WHAT GEORGINA CAMPBELL’S JAMESON FOOD GUIDE SAYS: 

Attractively situated in a leafy corner of town near the museum, Susan Heraghty’s great little place is the neighbourhood restaurant par excellence and a great asset to Dundalk. It occupies a corner site, with windows all along one side giving it a sense of space, a feeling emphasised by the smart simplicity of the decor and table settings. Menus are written in an admirably down-to-earth style – and the same can be said of the prices, notably an exceptional early evening menu (the ‘Express’) which allows you two courses (from a generous selection of about half a dozen starters and main courses, plus several daily fish and vegetarian specials) and includes coffee with a mini-dessert – and the later set menu is not far behind. On whichever, you might get such delicious starter combinations as deep-fried tempura aubergine & courgette with red onion marmalade & curry oil, or a beautifully light crisp-pastried baked tartlette of smoked chicken, tarragon & semi-dried tomato cream – and main courses like Creole salmon with green beans, tossed salad & citrus sour cream, or a provençal style lamb shank with root vegetables & broccoli purée. There has always been a terrific generosity of spirit here – not in overladen plates, but in quality of food and service; the later menu is like the Express but with a little more choice and slightly more sophisticated dishes – but prices are still very reasonable. Everything is just as delicious as it sounds (or even more so), service is good-humoured and efficient. Would that every town in Ireland had a place like this.

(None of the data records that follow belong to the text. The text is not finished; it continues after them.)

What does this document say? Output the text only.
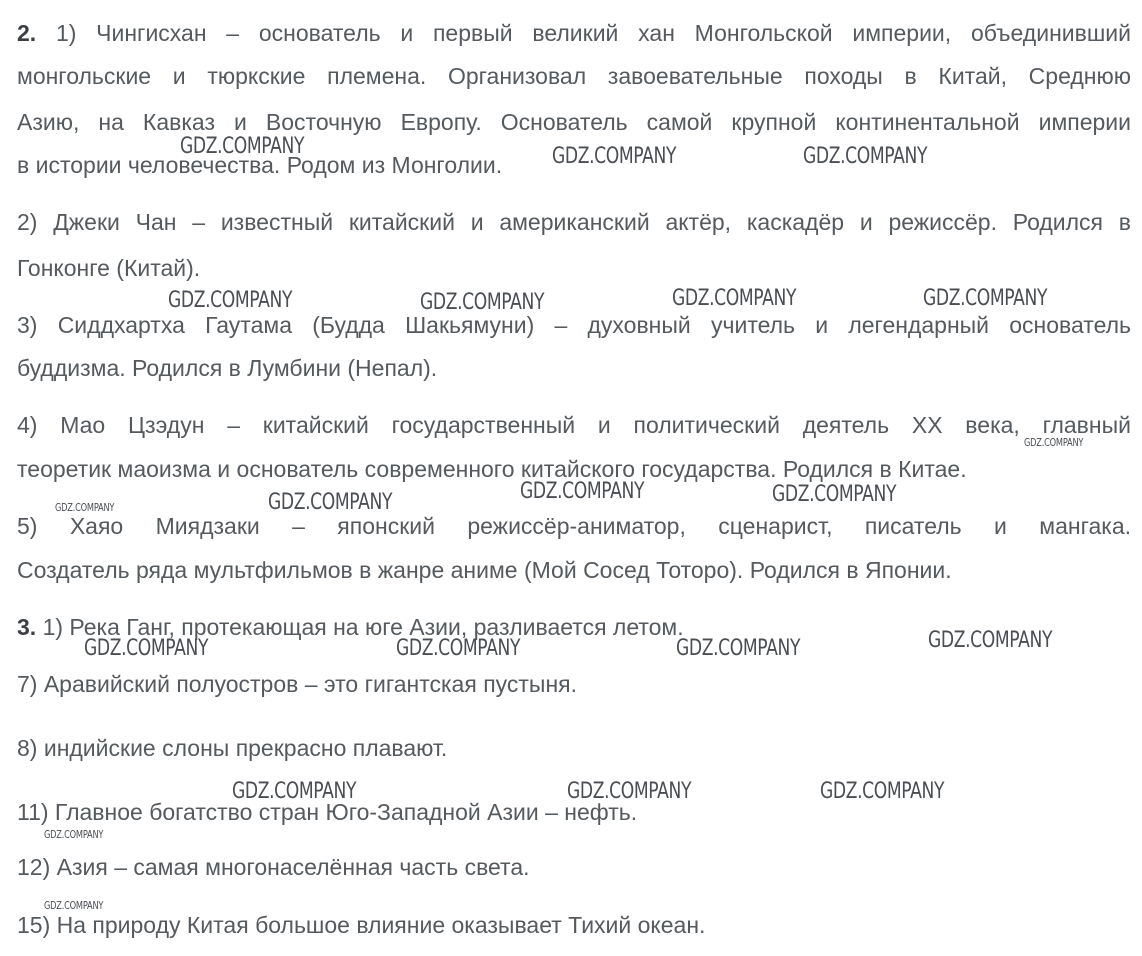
2. 1) Чингисхан – основатель и первый великий хан Монгольской империи, объединивший
монгольские и тюркские племена. Организовал завоевательные походы в Китай, Среднюю
Азию, на Кавказ и Восточную Европу. Основатель самой крупной континентальной империи
в истории человечества. Родом из Монголии.
2) Джеки Чан – известный китайский и американский актёр, каскадёр и режиссёр. Родился в
Гонконге (Китай).
3) Сиддхартха Гаутама (Будда Шакьямуни) – духовный учитель и легендарный основатель
буддизма. Родился в Лумбини (Непал).
4) Мао Цзэдун – китайский государственный и политический деятель XX века, главный
теоретик маоизма и основатель современного китайского государства. Родился в Китае.
5) Хаяо Миядзаки – японский режиссёр-аниматор, сценарист, писатель и мангака.
Создатель ряда мультфильмов в жанре аниме (Мой Сосед Тоторо). Родился в Японии.
3. 1) Река Ганг, протекающая на юге Азии, разливается летом.
7) Аравийский полуостров – это гигантская пустыня.
8) индийские слоны прекрасно плавают.
11) Главное богатство стран Юго-Западной Азии – нефть.
12) Азия – самая многонаселённая часть света.
15) На природу Китая большое влияние оказывает Тихий океан.
GDZ.COMPANY	GDZ.COMPANY	GDZ.COMPANY
GDZ.COMPANY	GDZ.COMPANY	GDZ.COMPANY	GDZ.COMPANY
GDZ.COMPANY
GDZ.COMPANY	GDZ.COMPANY	GDZ.COMPANY	GDZ.COMPANY
GDZ.COMPANY	GDZ.COMPANY	GDZ.COMPANY	GDZ.COMPANY
GDZ.COMPANY	GDZ.COMPANY	GDZ.COMPANY
GDZ.COMPANY
GDZ.COMPANY
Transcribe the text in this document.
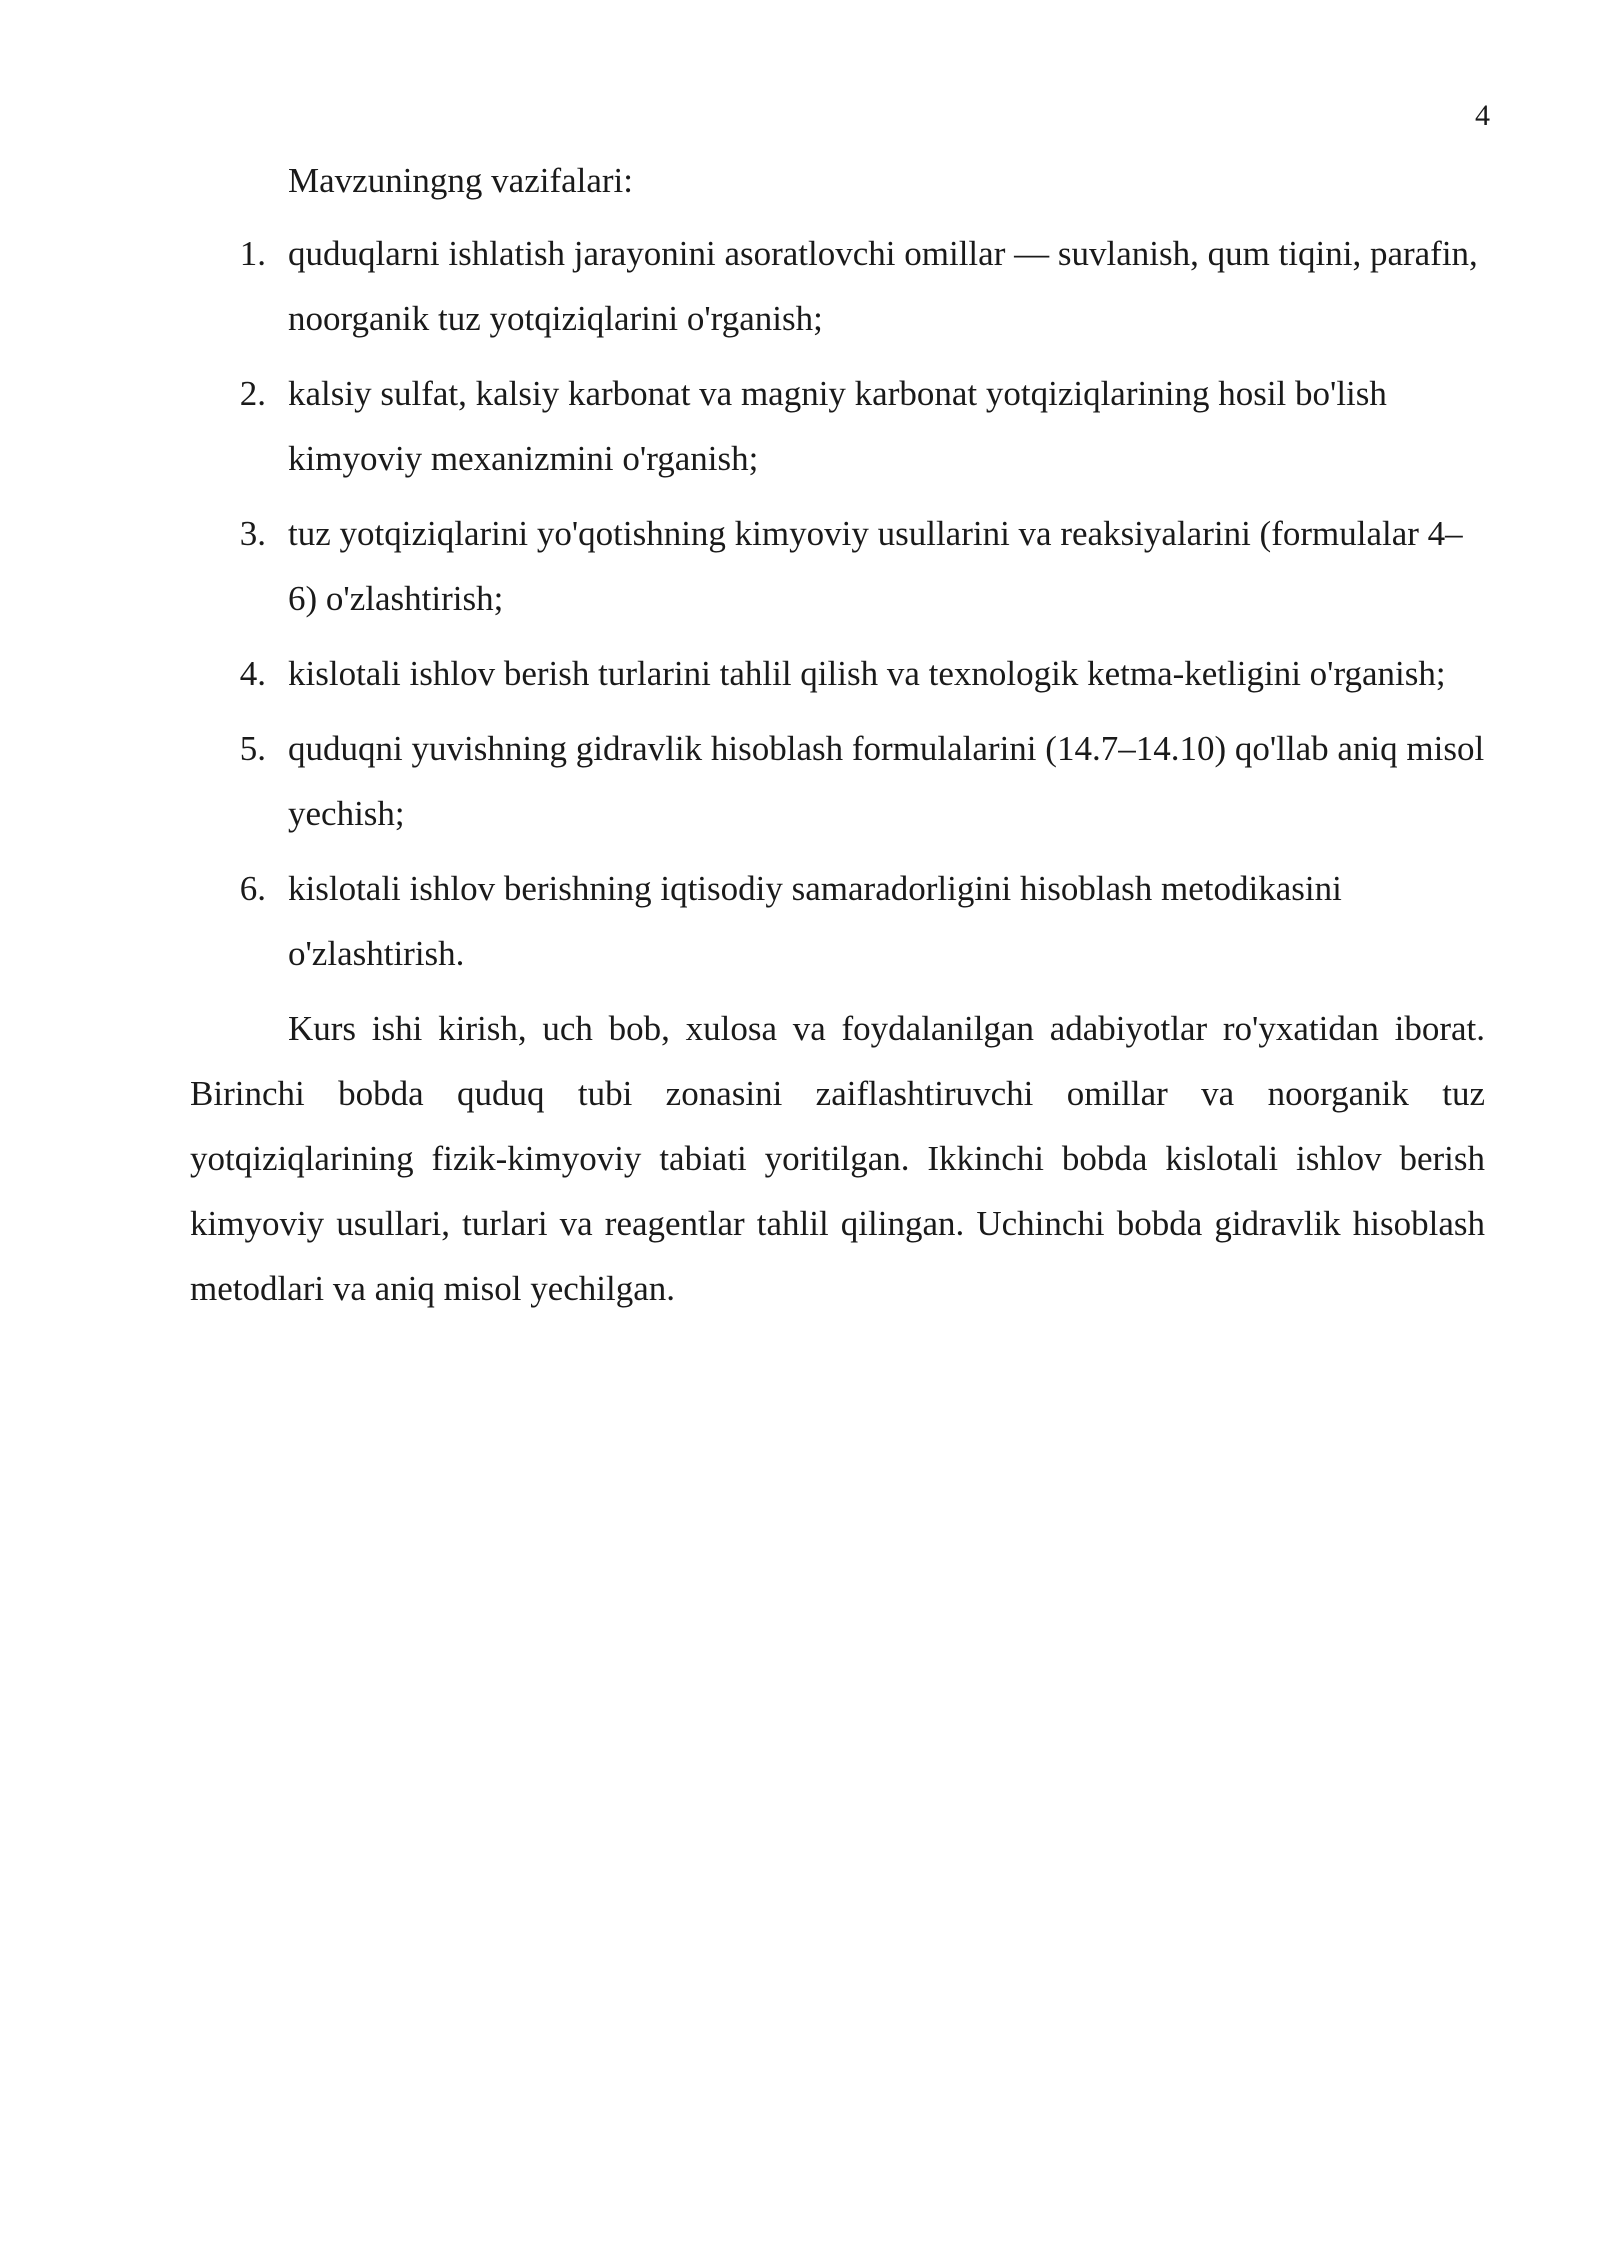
4

Mavzuningng vazifalari:

1. quduqlarni ishlatish jarayonini asoratlovchi omillar — suvlanish, qum tiqini, parafin, noorganik tuz yotqiziqlarini o'rganish;
2. kalsiy sulfat, kalsiy karbonat va magniy karbonat yotqiziqlarining hosil bo'lish kimyoviy mexanizmini o'rganish;
3. tuz yotqiziqlarini yo'qotishning kimyoviy usullarini va reaksiyalarini (formulalar 4–6) o'zlashtirish;
4. kislotali ishlov berish turlarini tahlil qilish va texnologik ketma-ketligini o'rganish;
5. quduqni yuvishning gidravlik hisoblash formulalarini (14.7–14.10) qo'llab aniq misol yechish;
6. kislotali ishlov berishning iqtisodiy samaradorligini hisoblash metodikasini o'zlashtirish.

Kurs ishi kirish, uch bob, xulosa va foydalanilgan adabiyotlar ro'yxatidan iborat. Birinchi bobda quduq tubi zonasini zaiflashtiruvchi omillar va noorganik tuz yotqiziqlarining fizik-kimyoviy tabiati yoritilgan. Ikkinchi bobda kislotali ishlov berish kimyoviy usullari, turlari va reagentlar tahlil qilingan. Uchinchi bobda gidravlik hisoblash metodlari va aniq misol yechilgan.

Seats 60. Reservations required. Children welcome. House wine from EUR18.95. SC 12.5% on parties 6+. Closed Sun, bank hols.  Directions: First left turn after courthouse at “home bakery”.

 

WHAT BRIDGESTONE GUIDE “BEST IN IRELAND” 1998-2007 HAD TO SAY…..

Susan Heraghty has long been central to Dundalk’s culinary scene, having masterminded The Hazel Tree before opening the comfy, end-of-street room that is No. 32.

Her restaurant is commendably mature, unfussy and disciplined, and her international style of food – Provencal lamb shank; Creole salmon; tempura of aubergine – is handled with deftness and instinctive care. Ms Heraghty has always aimed to create places that are accessible in terms of price, service and food, so No. 32 is like an old friend you are always pleased to see and spend some time with. Value for money – especially for the early evening (5.30pm-7pm) express menus – is just fantastic.